Since then, the New York-based company has been able to scan over 850 million daily tweets using machine learning and natural language processing technology to determine the sentiment behind major cryptocurrencies. Such a technical tool is common in traditional markets, but is one of the many mechanisms missing in the cryptocurrency industry, according to Frank.
“The data that we have on digital assets is exactly the same data that Fidelity uses to service their equity clients. So, if you look up the sentiment of Apple on Fidelity, that is the exact same sentiment data that we have for cryptos,” said Frank.
Over 3.2 million unique accounts have tweeted about Bitcoin this year. Due to the relevancy of this data, the firm has been able to pick up on instances in which extremely positive or negative conversations are occurring around the flagship cryptocurrency.
An example of this, Frank explained, was the news of the Bitcoin ETF rejection on July 26, 2018. As soon as the ETF was rejected the news hit Twitter, and The TIE’s algorithm picked up on this sentiment.
“Sentiment quickly dropped extremely negative and downward price movement trailed for 15–30 minutes following the negative sentiment spike. As sentiment began to neutralize and turn positive, upwards price movement followed.”
From its eight years of experience and millions in invested dollars, the firm concluded coins with positive sentiment and price momentum substantially outperform the market, while those with negative sentiment and price momentum underperform. Given this knowledge as a trader, now it’s a matter of picking up these signals and trading against that information.
Other Sources for Sentiment Data
Although Twitter is the main source for The TIE’s crypto sentiment and price momentum analysis, it also takes into consideration over 2,000 English and Chinese news sources.
Frank revealed that everything from Crypto Briefing to CoinDesk, from the New York Times to the Wall Street Journal, from the Medium page of IOTA and Ethereum Classic to a Chinese publication, is processed by a computer models that assesses the relevancy of each news publication and its effect on the underlying asset.
“In real-time, we can tell whether an event is happening or is going to happen at a specific time in the future. With this information, we build up a historical database of all of the different types of events regardless of the source where it is coming from, backtest it, and trade on that. Basically, we can determine when X, Y, and Z happen how it affects the price of a digital asset,” said Frank.
Additionally, the firm looks through other data sets, such as every job posting that a crypto company has to measure the health of the network. By looking at the number of jobs that are posted, The TIE can look at a company and predict which departments are products are growing.
The State of the Market
Despite the vast amount of valuable data that The TIE manages, Frank told Crypto Briefing that most of his customers are traditional institutions. These types of investors are familiar with the services provided by different brokerages, such as Charles Schwab, Fidelity, and TD Ameritrade, which also rely on sentiment analytics.

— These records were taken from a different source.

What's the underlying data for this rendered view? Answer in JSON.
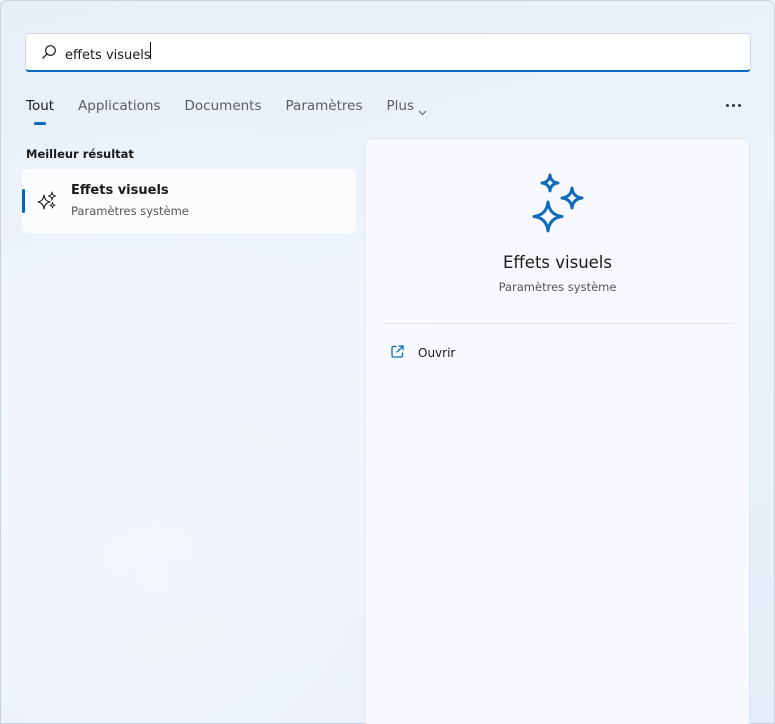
{
  "search": {
    "value": "effets visuels",
    "icon": "search-icon"
  },
  "tabs": [
    {
      "label": "Tout",
      "active": true
    },
    {
      "label": "Applications",
      "active": false
    },
    {
      "label": "Documents",
      "active": false
    },
    {
      "label": "Paramètres",
      "active": false
    },
    {
      "label": "Plus",
      "active": false
    }
  ],
  "more_icon": "more-options-icon",
  "best_match": {
    "heading": "Meilleur résultat",
    "title": "Effets visuels",
    "subtitle": "Paramètres système",
    "icon": "sparkle-icon"
  },
  "detail": {
    "title": "Effets visuels",
    "subtitle": "Paramètres système",
    "icon": "sparkle-icon",
    "actions": [
      {
        "label": "Ouvrir",
        "icon": "open-external-icon"
      }
    ]
  },
  "colors": {
    "accent": "#0067c0",
    "icon_blue": "#0f6cbd"
  }
}
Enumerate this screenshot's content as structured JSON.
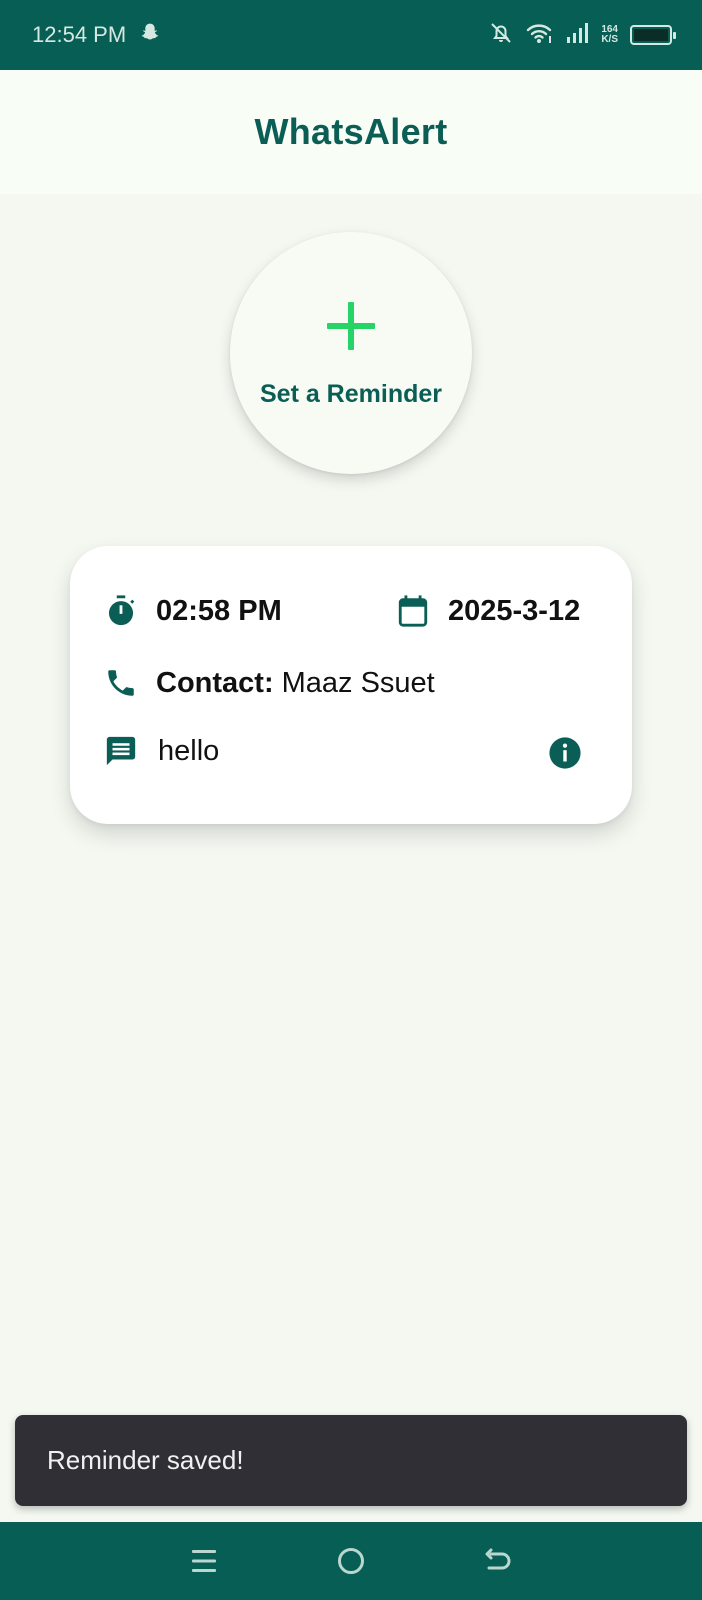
{
  "status_bar": {
    "time": "12:54 PM",
    "net_speed_value": "164",
    "net_speed_unit": "K/S"
  },
  "header": {
    "title": "WhatsAlert"
  },
  "fab": {
    "label": "Set a Reminder"
  },
  "reminder": {
    "time": "02:58 PM",
    "date": "2025-3-12",
    "contact_label": "Contact:",
    "contact_name": "Maaz Ssuet",
    "message": "hello"
  },
  "snackbar": {
    "text": "Reminder saved!"
  },
  "colors": {
    "primary": "#075e54",
    "accent": "#25d366",
    "background": "#f4f8f1",
    "card": "#ffffff",
    "snackbar": "#302f35"
  },
  "icons": {
    "time": "timer-icon",
    "date": "calendar-icon",
    "contact": "phone-icon",
    "message": "message-icon",
    "info": "info-icon",
    "add": "plus-icon"
  }
}
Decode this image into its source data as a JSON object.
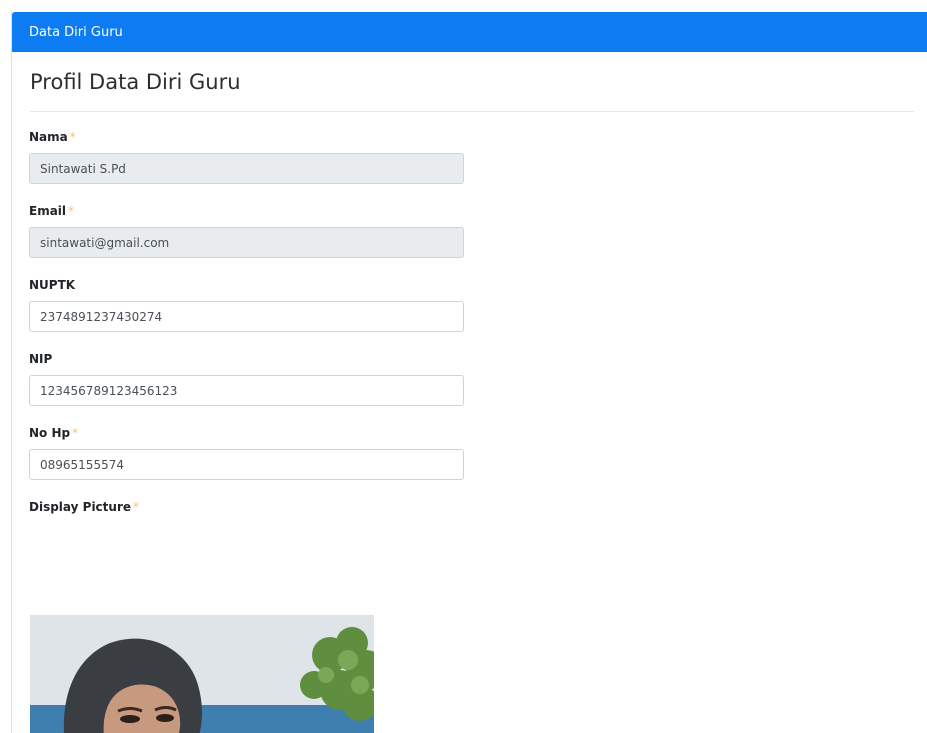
{
  "header": {
    "title": "Data Diri Guru"
  },
  "page": {
    "title": "Profil Data Diri Guru"
  },
  "required_mark": "*",
  "form": {
    "nama": {
      "label": "Nama",
      "value": "Sintawati S.Pd"
    },
    "email": {
      "label": "Email",
      "value": "sintawati@gmail.com"
    },
    "nuptk": {
      "label": "NUPTK",
      "value": "2374891237430274"
    },
    "nip": {
      "label": "NIP",
      "value": "123456789123456123"
    },
    "no_hp": {
      "label": "No Hp",
      "value": "08965155574"
    },
    "display_picture": {
      "label": "Display Picture"
    }
  },
  "colors": {
    "header_bg": "#0d7cf2",
    "required": "#f5c36b",
    "readonly_bg": "#e9ecef"
  }
}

In contrast, the crypto market itself and different funds within it are too small to utilize The TIE’s services. Moreover, most crypto funds aren’t at the scale where it makes sense to spend huge sums of money on data.
Frank estimates that 50 million people have touched crypto. But, in terms of people who are actually involved in the market and actively trading, he would estimate that number is under 250,000. A similar trend can be seen on Twitter since the actual number of unique users discussing crypto is around 40,000 people on a daily basis.
Due to the size of the market and the lack of knowledge about sentiment analytics in the cryptocurrency industry, The TIE developed a free-to-use Beta platform. TheTIE.io enables traders to leverage sentiment analysis to profit from the intra-day volatility in digital assets. Given that most of the market seems driven by sentiment, as Frank argues, then these tools could be some of the most powerful in a trader’s arsenal.